Data management and statistical analyses were performed using Stata SE/MP, version 16.1. All statistical tests were 2-tailed, and P values <.05 were considered significant. We used robust variance estimators to account for possible heteroskedasticity of the error terms.
The analytic cohort consisted of 28 CMS Hospital Compare measures based on 4452 hospitals, with a median of 2927 (IQR, 2378-3160) hospitals contributing data for each measure. The hospitals participating in the Inpatient Prospective Payment System (n = 3195) had median bed size of 141 (IQR, 69-261), average daily census of 70 (IQR, 24-155) patients, and 38.2% (IQR, 18.7%-36.6%) disproportionate share hospital percentage. Our analysis was based on 28 different performance measures, including mortality measures (eg, AMI, congestive heart failure, pneumonia, and coronary artery bypass grafting), readmission measures (eg, AMI, congestive heart failure, pneumonia, and coronary artery bypass grafting), and surgical complications (eg, postoperative acute kidney failure, postoperative respiratory failure, postoperative sepsis, and failure to rescue). The median percentage of hospitals identified as average performance per measure was 96.0% (IQR, 92.0%-98.2%) (Figure 1). The median ICC for the measures was 0.78 (IQR, 0.72-0.81). Findings for each of the measures are reported in the Table. The variation in hospital performance scores across reporting periods (2017 and 2018) are shown in Figure 2 and eFigure 2 in the Supplement. The median reclassification rate was 70.0% (IQR, 62.0%-71.2%) when hospitals were ranked by deciles, 43.4% (IQR, 38.9%-45.1%) when ranked by quartiles, 34.3% (IQR, 31.5%-36.4%) when ranked by terciles, and 3.8% (IQR, 2.0%-6.2%) when ranked by statistical outlier status. Seventy-nine percent of the CMS Hospital Compare measures exceeded the commonly used reliability threshold of 0.7. The reclassification rate for these measures was 69% when hospitals were ranked by deciles, 44% when ranked by quartiles, and 34% when ranked by terciles.
In the baseline analysis, we unexpectedly found that increases in the ICC were associated with increases in the reclassification rate (Figure 3A; eTable 2 in the Supplement).
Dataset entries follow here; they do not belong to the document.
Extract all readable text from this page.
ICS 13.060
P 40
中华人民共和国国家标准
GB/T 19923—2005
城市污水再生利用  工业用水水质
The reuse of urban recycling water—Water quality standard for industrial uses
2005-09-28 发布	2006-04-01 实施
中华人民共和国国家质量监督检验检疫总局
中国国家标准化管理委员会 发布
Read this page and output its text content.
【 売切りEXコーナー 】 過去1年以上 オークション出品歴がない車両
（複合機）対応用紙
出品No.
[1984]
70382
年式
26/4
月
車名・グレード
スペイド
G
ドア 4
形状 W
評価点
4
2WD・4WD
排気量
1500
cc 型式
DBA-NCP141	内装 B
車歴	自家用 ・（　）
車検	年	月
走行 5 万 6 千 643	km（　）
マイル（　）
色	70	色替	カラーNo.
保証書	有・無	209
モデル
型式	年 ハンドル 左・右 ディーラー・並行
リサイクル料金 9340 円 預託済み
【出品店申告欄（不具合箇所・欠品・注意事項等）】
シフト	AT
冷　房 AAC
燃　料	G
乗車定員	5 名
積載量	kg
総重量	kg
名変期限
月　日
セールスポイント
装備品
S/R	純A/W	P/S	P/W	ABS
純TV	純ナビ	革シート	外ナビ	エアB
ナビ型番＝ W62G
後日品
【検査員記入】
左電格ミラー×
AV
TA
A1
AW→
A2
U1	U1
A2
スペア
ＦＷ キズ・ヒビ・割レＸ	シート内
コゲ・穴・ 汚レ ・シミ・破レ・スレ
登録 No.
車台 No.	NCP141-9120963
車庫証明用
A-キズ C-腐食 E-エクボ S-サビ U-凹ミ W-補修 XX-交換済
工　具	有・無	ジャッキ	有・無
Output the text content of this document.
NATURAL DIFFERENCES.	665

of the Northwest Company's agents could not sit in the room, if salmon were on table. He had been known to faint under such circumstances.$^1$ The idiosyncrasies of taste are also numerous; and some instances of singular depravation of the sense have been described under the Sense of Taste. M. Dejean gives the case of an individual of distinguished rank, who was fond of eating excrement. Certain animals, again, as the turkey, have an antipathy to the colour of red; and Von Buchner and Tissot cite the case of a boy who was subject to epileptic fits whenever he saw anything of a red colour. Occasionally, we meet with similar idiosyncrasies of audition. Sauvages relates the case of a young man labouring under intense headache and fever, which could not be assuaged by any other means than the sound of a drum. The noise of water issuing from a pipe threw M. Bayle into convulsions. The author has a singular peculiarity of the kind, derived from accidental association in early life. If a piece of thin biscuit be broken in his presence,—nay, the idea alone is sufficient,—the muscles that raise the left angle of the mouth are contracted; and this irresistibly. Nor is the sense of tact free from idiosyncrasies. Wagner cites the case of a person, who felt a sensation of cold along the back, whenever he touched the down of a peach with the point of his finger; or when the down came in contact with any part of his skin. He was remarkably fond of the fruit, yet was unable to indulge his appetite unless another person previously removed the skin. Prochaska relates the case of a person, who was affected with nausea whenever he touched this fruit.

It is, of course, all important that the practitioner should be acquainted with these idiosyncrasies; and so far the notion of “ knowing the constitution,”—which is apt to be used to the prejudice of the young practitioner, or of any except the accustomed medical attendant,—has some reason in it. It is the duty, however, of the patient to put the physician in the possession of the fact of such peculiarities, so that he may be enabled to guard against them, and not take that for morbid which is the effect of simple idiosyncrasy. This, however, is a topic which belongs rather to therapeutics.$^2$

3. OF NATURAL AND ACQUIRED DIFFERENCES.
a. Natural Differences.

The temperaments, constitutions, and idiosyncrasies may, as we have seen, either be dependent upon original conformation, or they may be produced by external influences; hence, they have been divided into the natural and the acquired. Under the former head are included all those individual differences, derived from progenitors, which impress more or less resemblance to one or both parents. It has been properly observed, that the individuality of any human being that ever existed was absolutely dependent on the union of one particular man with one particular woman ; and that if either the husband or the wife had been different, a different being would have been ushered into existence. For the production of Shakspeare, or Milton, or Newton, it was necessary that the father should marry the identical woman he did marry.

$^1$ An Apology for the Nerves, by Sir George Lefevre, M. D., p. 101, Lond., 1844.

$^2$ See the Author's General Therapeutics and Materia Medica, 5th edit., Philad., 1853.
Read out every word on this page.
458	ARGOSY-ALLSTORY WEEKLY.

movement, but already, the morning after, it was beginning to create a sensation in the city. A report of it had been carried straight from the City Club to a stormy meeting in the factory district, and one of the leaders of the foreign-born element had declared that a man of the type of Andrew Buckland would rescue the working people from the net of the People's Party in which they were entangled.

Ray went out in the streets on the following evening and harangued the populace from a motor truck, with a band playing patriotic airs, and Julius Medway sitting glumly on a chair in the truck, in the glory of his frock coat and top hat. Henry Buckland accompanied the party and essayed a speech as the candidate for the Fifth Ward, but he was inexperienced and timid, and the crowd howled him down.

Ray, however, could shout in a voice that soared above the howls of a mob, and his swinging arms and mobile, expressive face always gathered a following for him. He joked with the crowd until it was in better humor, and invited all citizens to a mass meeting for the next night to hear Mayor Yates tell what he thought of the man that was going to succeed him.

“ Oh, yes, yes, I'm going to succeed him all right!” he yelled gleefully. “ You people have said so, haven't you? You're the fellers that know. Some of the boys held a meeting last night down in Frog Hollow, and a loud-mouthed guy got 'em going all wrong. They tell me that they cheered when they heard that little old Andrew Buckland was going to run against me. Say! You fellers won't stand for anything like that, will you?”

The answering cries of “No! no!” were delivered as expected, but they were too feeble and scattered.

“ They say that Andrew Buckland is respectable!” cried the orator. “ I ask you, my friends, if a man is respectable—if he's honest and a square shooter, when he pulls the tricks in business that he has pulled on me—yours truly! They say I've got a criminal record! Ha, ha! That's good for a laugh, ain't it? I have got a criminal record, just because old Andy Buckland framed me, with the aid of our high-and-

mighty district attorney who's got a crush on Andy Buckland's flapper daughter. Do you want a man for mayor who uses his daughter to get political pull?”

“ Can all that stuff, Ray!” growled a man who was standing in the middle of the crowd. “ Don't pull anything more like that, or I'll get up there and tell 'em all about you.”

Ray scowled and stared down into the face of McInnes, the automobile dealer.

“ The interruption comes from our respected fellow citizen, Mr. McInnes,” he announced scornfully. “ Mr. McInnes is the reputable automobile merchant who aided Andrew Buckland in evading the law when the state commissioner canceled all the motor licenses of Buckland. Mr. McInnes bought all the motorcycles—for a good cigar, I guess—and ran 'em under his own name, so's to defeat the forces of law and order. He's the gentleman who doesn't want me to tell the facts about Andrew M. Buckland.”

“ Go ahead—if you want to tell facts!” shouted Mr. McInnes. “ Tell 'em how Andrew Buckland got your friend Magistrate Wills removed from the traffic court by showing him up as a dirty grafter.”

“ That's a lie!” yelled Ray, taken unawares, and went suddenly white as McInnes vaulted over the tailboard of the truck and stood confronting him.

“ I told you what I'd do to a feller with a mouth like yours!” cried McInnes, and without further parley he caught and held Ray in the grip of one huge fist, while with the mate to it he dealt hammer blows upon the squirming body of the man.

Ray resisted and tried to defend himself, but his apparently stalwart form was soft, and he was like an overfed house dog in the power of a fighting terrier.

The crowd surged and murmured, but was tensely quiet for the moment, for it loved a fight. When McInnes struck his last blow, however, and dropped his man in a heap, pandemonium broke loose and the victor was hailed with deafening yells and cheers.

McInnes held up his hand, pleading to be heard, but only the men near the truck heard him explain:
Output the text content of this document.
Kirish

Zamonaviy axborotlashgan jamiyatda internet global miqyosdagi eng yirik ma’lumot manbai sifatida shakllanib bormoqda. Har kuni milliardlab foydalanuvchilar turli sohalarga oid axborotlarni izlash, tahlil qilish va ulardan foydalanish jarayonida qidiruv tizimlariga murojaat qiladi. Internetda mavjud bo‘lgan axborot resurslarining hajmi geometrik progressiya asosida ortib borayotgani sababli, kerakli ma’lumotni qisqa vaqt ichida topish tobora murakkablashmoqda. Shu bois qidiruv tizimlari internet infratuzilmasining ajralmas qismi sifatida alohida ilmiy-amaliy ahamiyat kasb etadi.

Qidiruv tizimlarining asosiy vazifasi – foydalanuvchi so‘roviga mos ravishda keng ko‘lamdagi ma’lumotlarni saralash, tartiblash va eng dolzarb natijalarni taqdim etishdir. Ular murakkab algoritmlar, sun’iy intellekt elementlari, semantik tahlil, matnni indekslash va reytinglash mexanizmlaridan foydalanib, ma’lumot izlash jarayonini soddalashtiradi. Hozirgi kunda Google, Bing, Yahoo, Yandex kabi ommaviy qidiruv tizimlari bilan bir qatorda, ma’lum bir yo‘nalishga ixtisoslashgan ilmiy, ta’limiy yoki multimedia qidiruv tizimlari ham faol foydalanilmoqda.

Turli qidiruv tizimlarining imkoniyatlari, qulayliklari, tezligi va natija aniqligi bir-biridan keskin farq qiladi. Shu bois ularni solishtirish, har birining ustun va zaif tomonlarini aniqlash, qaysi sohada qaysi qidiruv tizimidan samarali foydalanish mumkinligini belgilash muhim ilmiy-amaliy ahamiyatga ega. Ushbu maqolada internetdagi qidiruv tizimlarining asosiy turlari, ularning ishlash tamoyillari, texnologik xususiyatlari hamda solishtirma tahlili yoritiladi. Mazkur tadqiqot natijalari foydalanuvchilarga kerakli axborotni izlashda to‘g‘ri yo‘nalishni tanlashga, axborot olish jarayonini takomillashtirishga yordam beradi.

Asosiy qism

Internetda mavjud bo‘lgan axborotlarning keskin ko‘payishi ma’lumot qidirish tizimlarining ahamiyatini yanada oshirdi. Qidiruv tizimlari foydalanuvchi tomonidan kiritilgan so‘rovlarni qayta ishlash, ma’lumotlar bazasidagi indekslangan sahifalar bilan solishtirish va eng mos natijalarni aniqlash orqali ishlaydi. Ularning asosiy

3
Each 0.1-point increase in the ICC was associated with a 6.80 (95% CI, 2.28-11.30; P = .005) percentage-point increase in the reclassification rate when hospitals were ranked into performance deciles, 4.15 (95% CI, 1.16-7.14; P = .008) when ranked into performance quartiles, 1.47 (95% CI, 1.84-4.77; P = .37) when ranked into performance terciles, and 3.70 (95% CI, 1.30-6.09; P = .004) when ranked by outlier status. After excluding hospitals with case volumes less than 500 cases, each 0.1-point increase in the ICC was associated with a 1.72 (95% CI, −5.24 to 1.79; P = .32) percentage point decrease when hospitals were ranked into performance deciles, 7.19 percentage point decrease (95% CI, −11.30 to −3.07; P = .001) when ranked into performance quartiles, 4.98 (95% CI, −7.80 to −2.17; P = .001) percentage point decrease when ranked into performance terciles, and 4.70 (95% CI, 3.02-6.39; P < .001) percentage point increase when hospitals were ranked by outlier status (Figure 3B; eTable 2 in the Supplement). The median number of hospitals per measure was 2927 (IQR, 2378-3160). Excluding hospitals with case volumes less than 500 led to the exclusion of a median of 1687 (IQR, 1086-2453) hospitals per measure (eFigure 1 in the Supplement).
We saw significant decreases in the reclassification rate as the κ statistic increased (Figure 4; eTable 2 in the Supplement). The reclassification rate decreased by 8.78 (−9.25 to −8.32; P < .001) percentage points for every 0.1-point increase in the κ statistic when hospitals were ranked in deciles, 5.86 (95% CI, −8.87 to −2.85; P < .001) when ranked in quartiles, and 4.84 (95% CI, −7.39 to 2.29; P < .001) when ranked in terciles.
We found that the method used to rank hospitals (deciles, quartiles, or terciles) had a greater association with the reclassification rate than changes in the ICC (Figure 3). In a post hoc analysis, we found that ranking hospitals by deciles, quartiles, and terciles led to a higher percentage-point reclassification rate compared with ranking hospitals by outlier status, after controlling for the ICC (deciles: 59.9; 95% CI, 56.6-63.2; P < .001; quartiles: 35.9; 95% CI, 33.1-38.8; P < .001; and terciles: 27.6; 95% CI, 24.9-30.3; P < .001) (eTable 3 in the Supplement). We also found that the reclassification rate increased when hospitals were ranked by outlier status as the ICC increased in both the baseline and sensitivity analyses (Figure 3; eTable 2 in the Supplement). We found similar results when this analysis was based on the κ statistic (Figure 4 and eTable 2 in the Supplement).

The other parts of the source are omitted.